L'Etat sénégalais est-il en train de faire rater
à la communauté scientifique et au monde entier l'occasion rêvée
de bouter hors de la planète, toutes ces maladies de malheur qui
empêchent à l'homme de vivre heureux sur terre ? Ou bien, est-il
en train d'assister naïvement à un crime contre son peuple, perpétré
par des charlatans sans scrupules avec la complicité des radios
à travers une publicité mensongère ?
J'interpelle les ministres de la Santé et de la Prévention pour
qu'ils réagissent sans attendre face à ce nouveau phénomène. Si
l'Afrique pouvait supprimer ou éliminer considérablement le coût
insupportable de la prise en charge médicale qui constitue le premier
facteur de sa pauvreté, elle s'approcherait du cercle des pays riches.

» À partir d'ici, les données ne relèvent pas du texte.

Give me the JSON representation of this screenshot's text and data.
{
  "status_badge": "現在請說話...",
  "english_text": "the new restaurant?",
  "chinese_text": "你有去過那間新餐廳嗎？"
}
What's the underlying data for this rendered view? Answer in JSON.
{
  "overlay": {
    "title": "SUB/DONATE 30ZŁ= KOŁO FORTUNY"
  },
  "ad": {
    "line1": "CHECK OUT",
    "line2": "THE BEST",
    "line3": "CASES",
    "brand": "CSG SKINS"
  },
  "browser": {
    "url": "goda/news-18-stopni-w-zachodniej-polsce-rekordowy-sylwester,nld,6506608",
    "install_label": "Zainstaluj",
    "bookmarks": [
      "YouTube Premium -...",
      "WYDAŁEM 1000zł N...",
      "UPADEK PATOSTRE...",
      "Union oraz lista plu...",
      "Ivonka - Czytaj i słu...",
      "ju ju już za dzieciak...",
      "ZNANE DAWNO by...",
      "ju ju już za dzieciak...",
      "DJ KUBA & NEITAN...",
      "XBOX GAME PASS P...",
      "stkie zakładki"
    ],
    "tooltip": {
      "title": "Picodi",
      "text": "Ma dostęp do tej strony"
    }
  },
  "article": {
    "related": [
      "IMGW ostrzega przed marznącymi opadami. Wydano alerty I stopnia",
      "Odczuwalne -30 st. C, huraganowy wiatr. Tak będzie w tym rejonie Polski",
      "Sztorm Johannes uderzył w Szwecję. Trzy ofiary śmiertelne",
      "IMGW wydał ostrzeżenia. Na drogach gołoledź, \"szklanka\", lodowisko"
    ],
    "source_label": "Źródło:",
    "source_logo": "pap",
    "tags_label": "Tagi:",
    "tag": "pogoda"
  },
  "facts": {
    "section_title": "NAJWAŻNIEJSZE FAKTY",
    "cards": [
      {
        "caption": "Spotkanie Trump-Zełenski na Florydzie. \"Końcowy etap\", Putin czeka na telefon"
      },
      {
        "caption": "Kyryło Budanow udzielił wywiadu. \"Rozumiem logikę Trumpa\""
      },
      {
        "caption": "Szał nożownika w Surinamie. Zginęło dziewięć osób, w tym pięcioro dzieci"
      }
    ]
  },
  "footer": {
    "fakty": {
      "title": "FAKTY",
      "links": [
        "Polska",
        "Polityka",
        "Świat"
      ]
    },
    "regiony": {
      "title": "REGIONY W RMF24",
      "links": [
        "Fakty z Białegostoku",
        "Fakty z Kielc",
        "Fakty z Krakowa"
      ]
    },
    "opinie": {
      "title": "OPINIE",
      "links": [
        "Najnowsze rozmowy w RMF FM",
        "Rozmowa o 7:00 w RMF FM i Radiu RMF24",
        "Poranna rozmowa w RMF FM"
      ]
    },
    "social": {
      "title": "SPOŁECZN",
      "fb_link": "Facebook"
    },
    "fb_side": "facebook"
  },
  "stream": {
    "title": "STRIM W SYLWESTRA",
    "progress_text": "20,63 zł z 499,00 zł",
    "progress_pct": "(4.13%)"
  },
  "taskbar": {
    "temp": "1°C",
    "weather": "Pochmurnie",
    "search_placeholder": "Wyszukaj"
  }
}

Par conséquent, les succès réels enregistrés par notre médecine
traditionnelle doivent être reconnus et mis à la disposition de
la communauté internationale.
De même, les charlatans qui ont pris en otage un peuple innocent
et mal informé, doivent être démasqués et mis hors d'état de nuire.
Personnellement, j'ai vécu ou assisté à des expériences
dont les unes méritent une attention particulière du fait des résultats
positifs obtenus, et les autres une punition exemplaire aux fautifs.
J'ai eu à souffrir pendant trois ans d'un mal aigu localisé au niveau
des poumons et aucun médecin n'était parvenu à atténuer la douleur.
Je dus mon salut à un tradipraticien qui me traita en trois jours
à raison de trois verres par jour d'un mélange d'eau et de racines.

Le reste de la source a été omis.